As a sudden flash of lightning destroys the visual powers, so as to rob the eye of strength to realize even the clearest objects, so a living light shone round me, leaving me bathed in such a veil of its brightness, that nothing was visible to me.
— Dante Alighieri, The Divine Comedy: Paradiso
For Tumult, a 4-hour meditation performance, Lia Chavez crafts a vertiginous environment which the BBC describes as "wraithlike, primal, violent, frightening...(and) utterly, utterly hypnotic." Transporting the viewer to a sinister storm of consciousness, Tumult reveals the chasm between being and outward appearance by using light to convey the flickering visibility of one's interior sense of self. Harnessing retinal afterimage, Chavez crafts an immersive visual experience of human consciousness that is reminiscent of Eadweard MuyBridge's studies of locomotion.
Art and science are synthesized in Tumult, which features the premiere of a new technological system that Chavez invented in collaboration with the creative technology company, rehabstudio. Hailed by Fast Company as “finally giving artists the ‘palette’ to externalize the inner workings of the mind,” this new technology translates Chavez's brain oscillations into stroboscopic pulsations. rehabstudio developed custom code that reads her brainwaves and, via bluetooth, transmits its signal to a strobe light. The technology controls the signal’s frequency and strength, so that when she is in a deep state of meditation, the strobe flashes brightly and intensively, and less so when she is in intermediate states.

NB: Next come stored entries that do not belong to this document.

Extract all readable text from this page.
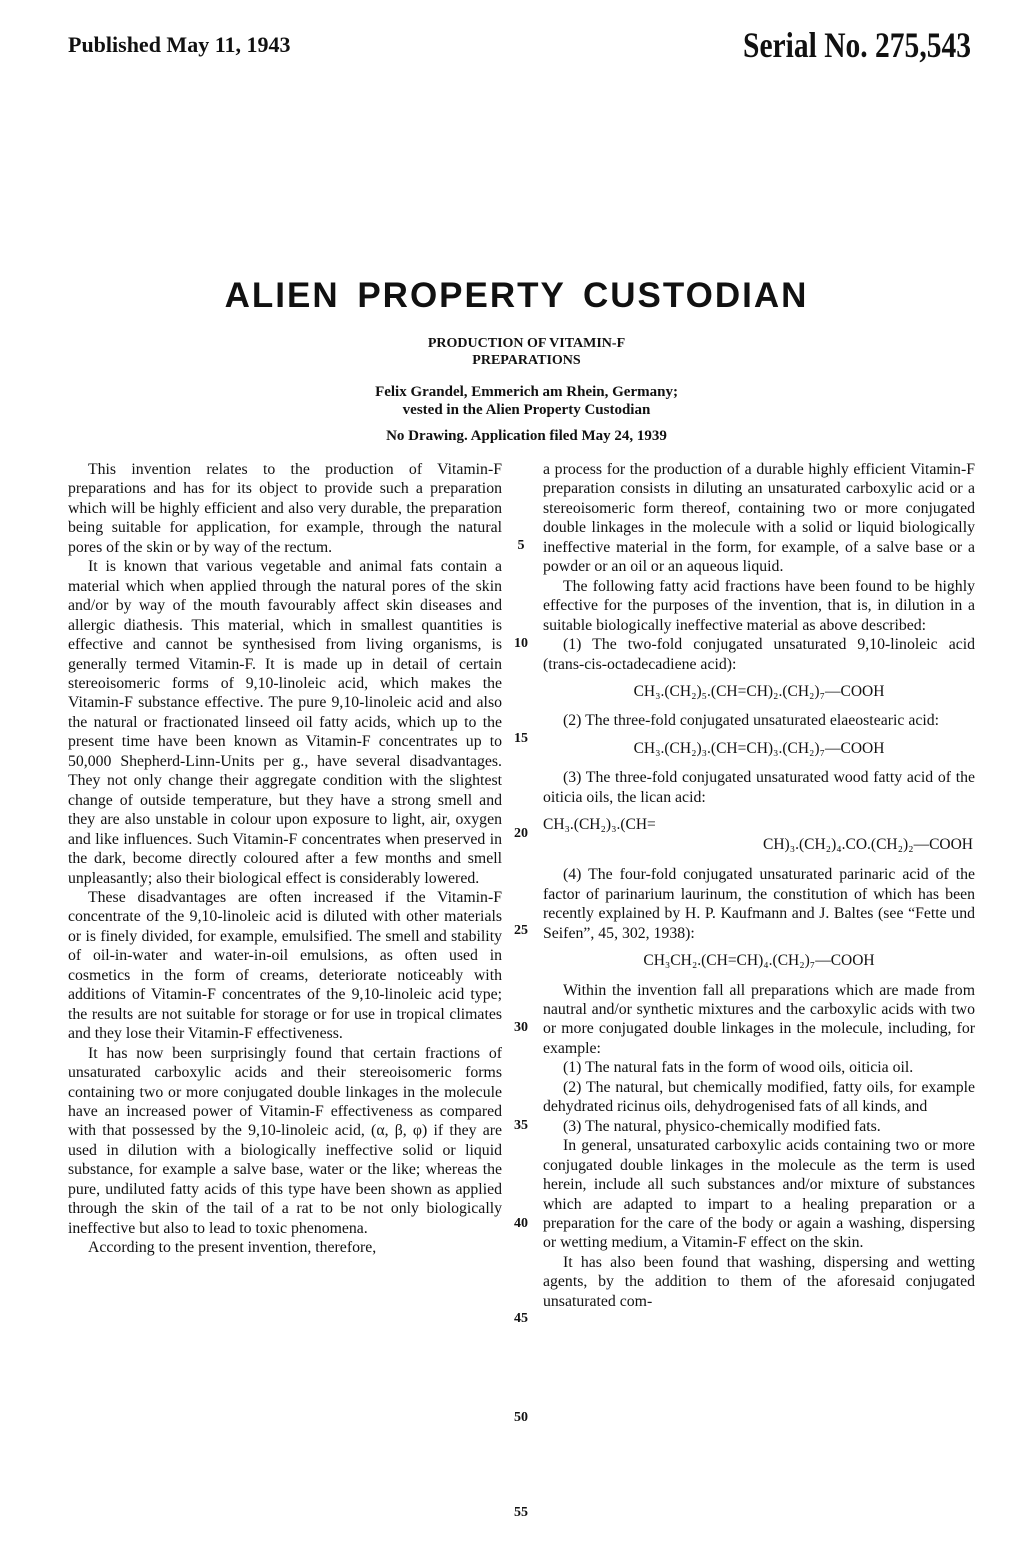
Published May 11, 1943	Serial No. 275,543
ALIEN PROPERTY CUSTODIAN
PRODUCTION OF VITAMIN-F
PREPARATIONS
Felix Grandel, Emmerich am Rhein, Germany;
vested in the Alien Property Custodian
No Drawing. Application filed May 24, 1939

This invention relates to the production of Vitamin-F preparations and has for its object to provide such a preparation which will be highly efficient and also very durable, the preparation being suitable for application, for example, through the natural pores of the skin or by way of the rectum.

It is known that various vegetable and animal fats contain a material which when applied through the natural pores of the skin and/or by way of the mouth favourably affect skin diseases and allergic diathesis. This material, which in smallest quantities is effective and cannot be synthesised from living organisms, is generally termed Vitamin-F. It is made up in detail of certain stereoisomeric forms of 9,10-linoleic acid, which makes the Vitamin-F substance effective. The pure 9,10-linoleic acid and also the natural or fractionated linseed oil fatty acids, which up to the present time have been known as Vitamin-F concentrates up to 50,000 Shepherd-Linn-Units per g., have several disadvantages. They not only change their aggregate condition with the slightest change of outside temperature, but they have a strong smell and they are also unstable in colour upon exposure to light, air, oxygen and like influences. Such Vitamin-F concentrates when preserved in the dark, become directly coloured after a few months and smell unpleasantly; also their biological effect is considerably lowered.

These disadvantages are often increased if the Vitamin-F concentrate of the 9,10-linoleic acid is diluted with other materials or is finely divided, for example, emulsified. The smell and stability of oil-in-water and water-in-oil emulsions, as often used in cosmetics in the form of creams, deteriorate noticeably with additions of Vitamin-F concentrates of the 9,10-linoleic acid type; the results are not suitable for storage or for use in tropical climates and they lose their Vitamin-F effectiveness.

It has now been surprisingly found that certain fractions of unsaturated carboxylic acids and their stereoisomeric forms containing two or more conjugated double linkages in the molecule have an increased power of Vitamin-F effectiveness as compared with that possessed by the 9,10-linoleic acid, (α, β, φ) if they are used in dilution with a biologically ineffective solid or liquid substance, for example a salve base, water or the like; whereas the pure, undiluted fatty acids of this type have been shown as applied through the skin of the tail of a rat to be not only biologically ineffective but also to lead to toxic phenomena.

According to the present invention, therefore,

a process for the production of a durable highly efficient Vitamin-F preparation consists in diluting an unsaturated carboxylic acid or a stereoisomeric form thereof, containing two or more conjugated double linkages in the molecule with a solid or liquid biologically ineffective material in the form, for example, of a salve base or a powder or an oil or an aqueous liquid.

The following fatty acid fractions have been found to be highly effective for the purposes of the invention, that is, in dilution in a suitable biologically ineffective material as above described:

(1) The two-fold conjugated unsaturated 9,10-linoleic acid (trans-cis-octadecadiene acid):

CH₃.(CH₂)₅.(CH=CH)₂.(CH₂)₇—COOH

(2) The three-fold conjugated unsaturated elaeostearic acid:

CH₃.(CH₂)₃.(CH=CH)₃.(CH₂)₇—COOH

(3) The three-fold conjugated unsaturated wood fatty acid of the oiticia oils, the lican acid:

CH₃.(CH₂)₃.(CH=
CH)₃.(CH₂)₄.CO.(CH₂)₂—COOH

(4) The four-fold conjugated unsaturated parinaric acid of the factor of parinarium laurinum, the constitution of which has been recently explained by H. P. Kaufmann and J. Baltes (see “Fette und Seifen”, 45, 302, 1938):

CH₃CH₂.(CH=CH)₄.(CH₂)₇—COOH

Within the invention fall all preparations which are made from nautral and/or synthetic mixtures and the carboxylic acids with two or more conjugated double linkages in the molecule, including, for example:

(1) The natural fats in the form of wood oils, oiticia oil.

(2) The natural, but chemically modified, fatty oils, for example dehydrated ricinus oils, dehydrogenised fats of all kinds, and

(3) The natural, physico-chemically modified fats.

In general, unsaturated carboxylic acids containing two or more conjugated double linkages in the molecule as the term is used herein, include all such substances and/or mixture of substances which are adapted to impart to a healing preparation or a preparation for the care of the body or again a washing, dispersing or wetting medium, a Vitamin-F effect on the skin.

It has also been found that washing, dispersing and wetting agents, by the addition to them of the aforesaid conjugated unsaturated com-

5
10
15
20
25
30
35
40
45
50
55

Chavez uses her strobe light not only as a mode for communicating her inner state, but as a physical gesture of caressing (and even beautifying) the mind of the viewer by way of intense flickering visual stimulation which results in greater synchronization between the creative and analytical parts of the brain — a process which references the work of neuroscientist W. Gray Walter in the 1940s who discovered that such flickering light effectively alters the brain wave pattern in the whole cortex of the spectator.
As she has journeyed deeply into the fecund practice of utilizing meditation as a creative methodology, Chavez has discovered the sustained cessation of mental fluctuations to be a key for opening the doorway to visions of meteorological systems. In describing her creative process, she has stated, "The deeper I journey into a meditation, the more I am assaulted by violent visions of light. Within the vast realm of interior space, I am able to observe astonishing storms of consciousness form and dissolve."
By way of the biofeedback enabled through the performer’s ability to simultaneously perceive internal and external luminosities, this dynamic performance contributes an exciting new way not only to visualize, but also to choreograph, flows of consciousness.
In collaboration with a group of renowned cognitive neuroscientists at Goldsmiths College in London, Chavez rigorously investigates the neuroscience of creativity and the neurobiological correlates of her durational meditation performance process. This body of research explores the unfolding possibilities of utilizing consciousness as an art material, and is the subject of several forthcoming articles, performances, and presentations—the first of which she delivered at the Tate in late 2014.